– В нашем распоряжении два с лишним часа…
Они шли по Канатной улице.
Николай видел, что Юля ему не очень-то доверяет.
В это время Юля думала, искоса поглядывая на Гефта:
«Откуда и зачем он появился в Одессе? Николай Артурович – немец. Советская власть поступила с ним круто, выселив его с семьей в Казахстан. Правда, это можно понять: где уж было в самом котле войны проверять и отсеивать людей! Да и немало местных немцев оказалось в пятой колонне… А он немец, и такой же норовистый, как его отец… Но отец же не сподличал!»
Словно прочитав Юлины мысли, он взял ее под руку и сказал:
– Юля, я такой же, как был. Ты можешь мне верить.
Миновав мост, они вышли на Дерибасовскую. Николай остался за углом, на спуске Кангуна, а Юля направилась к родителям, чтобы подготовить их встречу.
Стариков она дома не застала и хотела было предупредить Николая, но увидела Гефтов, спускавшихся вниз по Дерибасовской.
Покалюхина поздоровалась и поднялась со стариками по ступенькам. Материнское чутье подсказало Вере Иосифовне, что Юля пришла неспроста, она заволновалась и только хотела выспросить ее, как в комнату вошел Николай.
Вера Иосифовна всплакнула, что же касается Артура Готлибовича, он встретил возвращение «блудного сына», как подобает мужчине, сдержанно. Сын, хоть и «блудный», все-таки сын! При встрече не было сказано, как в библейской притче, «станем есть и веселиться, ибо этот сын мой… пропадал и нашелся», но Вера Иосифовна сберегла несколько зерен настоящего кофе, он был смолот и сварен.
За чашкой кофе Артур Готлибович рассмотрел документы сына. В результате семейного совета было решено, что Юля возьмет на себя продление госпитальной справки, а отец организует прописку в полиции и свяжется с «Миттельштелле», где у него есть один знакомый из местных немцев, некий Нолд.
К тому времени, когда, миновала радость первой встречи, наступил комендантский час. Пришлось обоим ночевать у стариков, хотя и было решено, что оставаться Николаю у отца до получения прописки опасно и первое время он будет жить у Покалюхиной.
Рано утром Николай и Юля ушли на Большую Арнаутскую.
Юля чувствовала, что Николай Гефт чего-то не договаривает, о чем-то умалчивает. Втайне она надеялась, что все, рассказанное им у родителей, ложь, нужная ему для какой-то большой цели. Но какой?
Уже дома, на Арнаутской, прощаясь с ним (она уходила в институт с его справкой), Юля спросила:
– Николай Артурович, вы по-прежнему ничего не хотите сказать мне?
В ответ он, как всегда, попытался отделаться шуткой.
Юлия настаивала.
Тогда, посерьезнев, он сказал:
– Понимаешь, Юля, я, как сапер, могу ошибиться один раз… Наберись терпения, прошу тебя.
После ее ухода Николай вышел из дома и, потратив всю наличность, купил все газеты, которые только оказались в киоске: «Молва», «Одесса», «Одесская газета» и «Буг».
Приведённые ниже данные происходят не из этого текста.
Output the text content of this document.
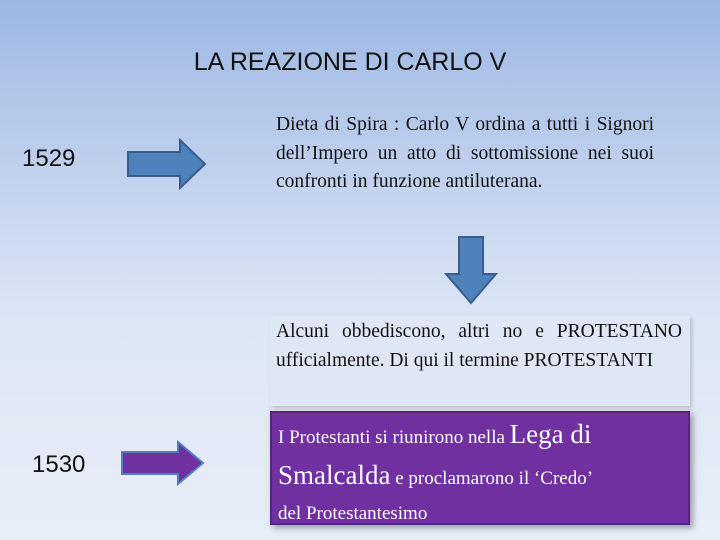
LA REAZIONE DI CARLO V
1529
Dieta di Spira : Carlo V ordina a tutti i Signori dell’Impero un atto di sottomissione nei suoi confronti in funzione antiluterana.
Alcuni obbediscono, altri no e PROTESTANO ufficialmente. Di qui il termine PROTESTANTI
1530
I Protestanti si riunirono nella Lega di
Smalcalda e proclamarono il ‘Credo’
del Protestantesimo
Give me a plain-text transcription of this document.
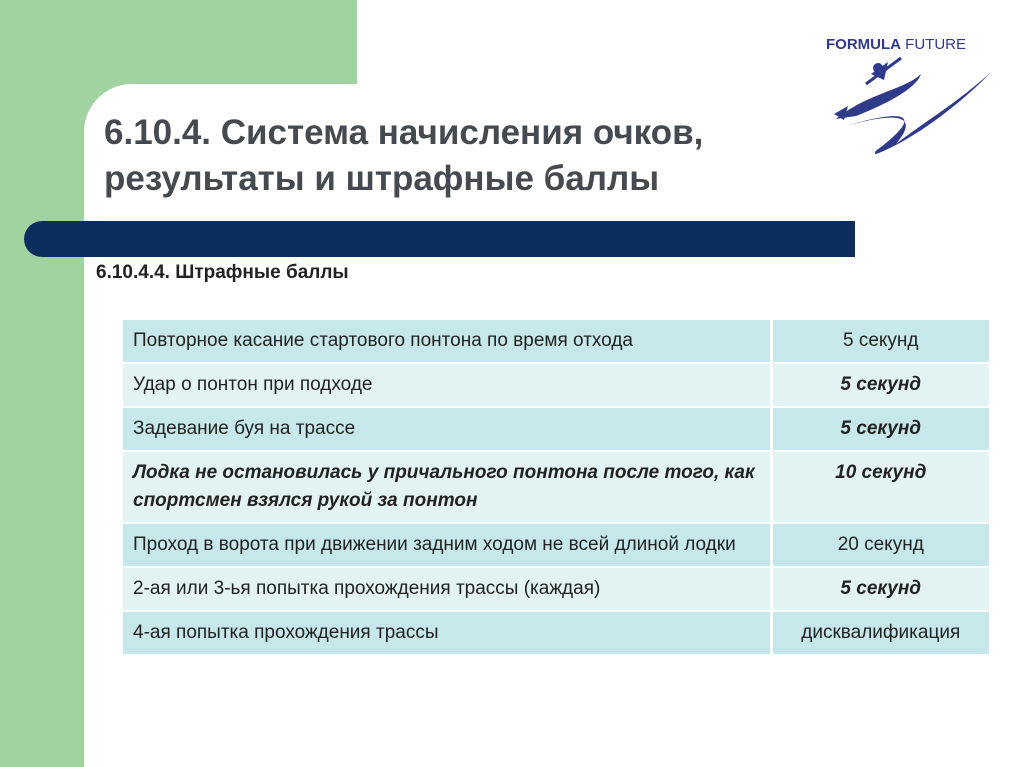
6.10.4. Система начисления очков,
результаты и штрафные баллы
FORMULA FUTURE
6.10.4.4. Штрафные баллы
Повторное касание стартового понтона по время отхода	5 секунд
Удар о понтон при подходе	5 секунд
Задевание буя на трассе	5 секунд
Лодка не остановилась у причального понтона после того, как спортсмен взялся рукой за понтон	10 секунд
Проход в ворота при движении задним ходом не всей длиной лодки	20 секунд
2-ая или 3-ья попытка прохождения трассы (каждая)	5 секунд
4-ая попытка прохождения трассы	дисквалификация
До двенадцати он просидел над газетами, делал выписки. Кое-что ему удалось извлечь, но было трудно преодолеть противное чувство…
Потом он отправился на поиск оставленного ему на связь радиста Якова Вагина.
До Нового базара он добрался с трудом: по-прежнему ныли колени. Выйдя на Коблевскую, он разыскал нужный дом и перешел на противоположную сторону улицы. Из ворот дома, за которым он вел наблюдение, выбежал мальчуган с бумажной галкой, сложенной из листа тетради. Ребенок пытался запустить бумажную птицу, но она падала на асфальт.
– Что, брат, не хочет летать твоя галка? – спросил Николай мальчика.
– Не хочет… – вздохнул тот.
– Ну-ка, дай мне, – Николай взял из его рук птицу, развернул ее, разгладил на колене бумагу и сложил вновь (это он еще помнил). – Смотри, чтобы не улетела! – предупредил он и взмахнул рукой. Галка спланировала и, сделав плавный разворот, легла на тротуар.